At the heart of mature masculinity is a sense of benevolent responsibility to lead, provide for, and protect women in ways appropriate to a man’s differing relationships. At the heart of mature femininity is a freeing disposition to affirm, receive, and nurture strength and leadership from worthy men in ways appropriate to a woman’s differing relationships.
This is the main premise and definition of the book. Excellent! It is a much needed comprehensive book outlining the nature and roles of men and women from a Biblical perspective. Be warned that it is not light reading. The book begins by examining all controversial Scripture passages, not just some, in a scholarly and detailed fashion including Genesis 1-3, 1 Corinthians 11:2-16; 14:33-36; Galatians 3:28; Ephesians 5:21-33; Colossians 3:18-19; 1 Timothy 3:11-15; 1 Peter 3:1-7 and others. Those chapters were helpful, educational and encouraging.
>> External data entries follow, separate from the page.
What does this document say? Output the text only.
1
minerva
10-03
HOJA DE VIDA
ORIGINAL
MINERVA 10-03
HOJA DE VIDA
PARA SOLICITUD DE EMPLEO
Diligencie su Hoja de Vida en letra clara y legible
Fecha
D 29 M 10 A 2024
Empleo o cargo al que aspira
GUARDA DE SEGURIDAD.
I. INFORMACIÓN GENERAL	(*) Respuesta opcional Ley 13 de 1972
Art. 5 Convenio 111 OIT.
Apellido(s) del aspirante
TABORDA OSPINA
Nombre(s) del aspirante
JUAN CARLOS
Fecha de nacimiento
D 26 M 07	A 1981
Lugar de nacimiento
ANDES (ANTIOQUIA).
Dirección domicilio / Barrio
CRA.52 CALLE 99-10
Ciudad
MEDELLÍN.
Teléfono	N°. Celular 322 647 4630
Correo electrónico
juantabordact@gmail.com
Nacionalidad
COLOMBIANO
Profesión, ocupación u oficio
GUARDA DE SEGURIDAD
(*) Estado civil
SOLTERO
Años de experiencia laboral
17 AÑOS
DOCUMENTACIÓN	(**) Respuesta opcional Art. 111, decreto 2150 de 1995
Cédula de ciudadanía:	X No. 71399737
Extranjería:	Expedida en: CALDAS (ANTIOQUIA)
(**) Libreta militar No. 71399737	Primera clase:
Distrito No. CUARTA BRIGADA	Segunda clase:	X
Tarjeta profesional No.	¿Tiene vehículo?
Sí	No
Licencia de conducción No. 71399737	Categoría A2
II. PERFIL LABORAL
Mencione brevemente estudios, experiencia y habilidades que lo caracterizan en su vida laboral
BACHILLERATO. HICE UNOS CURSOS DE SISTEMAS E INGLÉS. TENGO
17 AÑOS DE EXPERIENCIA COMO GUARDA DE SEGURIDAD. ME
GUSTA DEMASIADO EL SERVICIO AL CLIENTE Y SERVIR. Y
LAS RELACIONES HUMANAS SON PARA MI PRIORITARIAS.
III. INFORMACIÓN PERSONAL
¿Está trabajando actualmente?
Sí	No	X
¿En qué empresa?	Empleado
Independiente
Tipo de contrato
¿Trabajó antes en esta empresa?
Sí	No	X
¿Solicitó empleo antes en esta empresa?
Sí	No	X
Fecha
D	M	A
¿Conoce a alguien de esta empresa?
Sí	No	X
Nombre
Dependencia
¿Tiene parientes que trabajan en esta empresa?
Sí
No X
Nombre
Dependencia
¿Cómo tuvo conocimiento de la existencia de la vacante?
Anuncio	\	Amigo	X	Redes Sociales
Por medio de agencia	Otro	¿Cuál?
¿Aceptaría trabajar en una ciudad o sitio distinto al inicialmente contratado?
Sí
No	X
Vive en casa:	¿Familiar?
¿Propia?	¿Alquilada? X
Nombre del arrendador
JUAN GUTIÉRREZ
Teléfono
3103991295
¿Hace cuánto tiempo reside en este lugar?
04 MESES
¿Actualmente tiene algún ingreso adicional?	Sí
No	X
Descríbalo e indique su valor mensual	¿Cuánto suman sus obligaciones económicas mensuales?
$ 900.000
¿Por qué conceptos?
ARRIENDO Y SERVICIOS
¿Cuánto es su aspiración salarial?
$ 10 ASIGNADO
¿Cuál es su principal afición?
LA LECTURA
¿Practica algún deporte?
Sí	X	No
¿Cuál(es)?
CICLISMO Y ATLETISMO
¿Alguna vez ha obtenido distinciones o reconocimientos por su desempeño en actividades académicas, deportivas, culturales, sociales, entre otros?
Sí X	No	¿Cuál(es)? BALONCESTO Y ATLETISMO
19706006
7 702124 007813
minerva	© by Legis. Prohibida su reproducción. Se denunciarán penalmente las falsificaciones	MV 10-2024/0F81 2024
I enjoyed the exercises in textual criticism as well, though many may cringe at the tediousness. For those who seek to find extra-biblical basis for sexual role distinctions, the chapters on sociological and biological studies will be very interesting and thought-provoking. A chapter on legal ramifications is included as well. Every conceivable facet of the debate is carefully examined and answered.
I loved the Forward by John Piper, “For Single Men and Women (and the rest of us).” So often these discussions of men’s and women’s roles is dismissed as something only pertaining to married people. Often I’ve seen single men and women act in such a way that undermines their own God-given roles and the authority figures God has placed over them. This negligence can cause huge problems in the churches where they attend or in their extended family and friendship relationships. Scripture is relevant to all men and women no matter their marital status. Yet the author addresses single men and women in a compassionate way, and I like what is said right off the bat,
Because married people were all single once, they tend to think that they know all there is to know about singleness. I suggest this is not so; that there is a vast difference between being single at 25 or 30, with marriage still a viable possibility, and being single at 45 or 50 or 60, with little or no prospect of ever being anything else. Singleness has a cumulative effect on the human spirit which is entirely different at 50 than at 30.
I agree with my brother who labeled modern feminism as one of the most aggravating of the liberation theologies. In their thinking, since all of human history is a conspiracy against women, one must never trust any author past, present, or future who disagrees with them! Almost as aggravating is much of modern Christianity which tries to answer the feminist claims with an incomplete philosophy of Manhood and Womanhood. This book was written in contrast to the Danvers Statement which is shown to be a wholly inadequate and compromising answer to modern feminism. The authors sought to publish a book that “represents a critical sifting of tradition, a rejection of all that is not Biblical, and a preserving of all that is.”
The only downside for me is that I wish at least one fundamental dispensational Baptist would have been included in the authorship. The Council on Biblical Manhood and Womanhood is one of the more theologically conservative groups in comparison to most of Christendom, but yet is not fundamental nor dispensational per se. For instance, John Piper’s reformed theology does come through in subtle ways, but I can tolerate that since the subject at hand was not impacted by the authors’ views. I still loved the book.
While this book may not be a good choice for a group Bible study, it ought to be an essential part of any pastor or pastor’s wife’s library.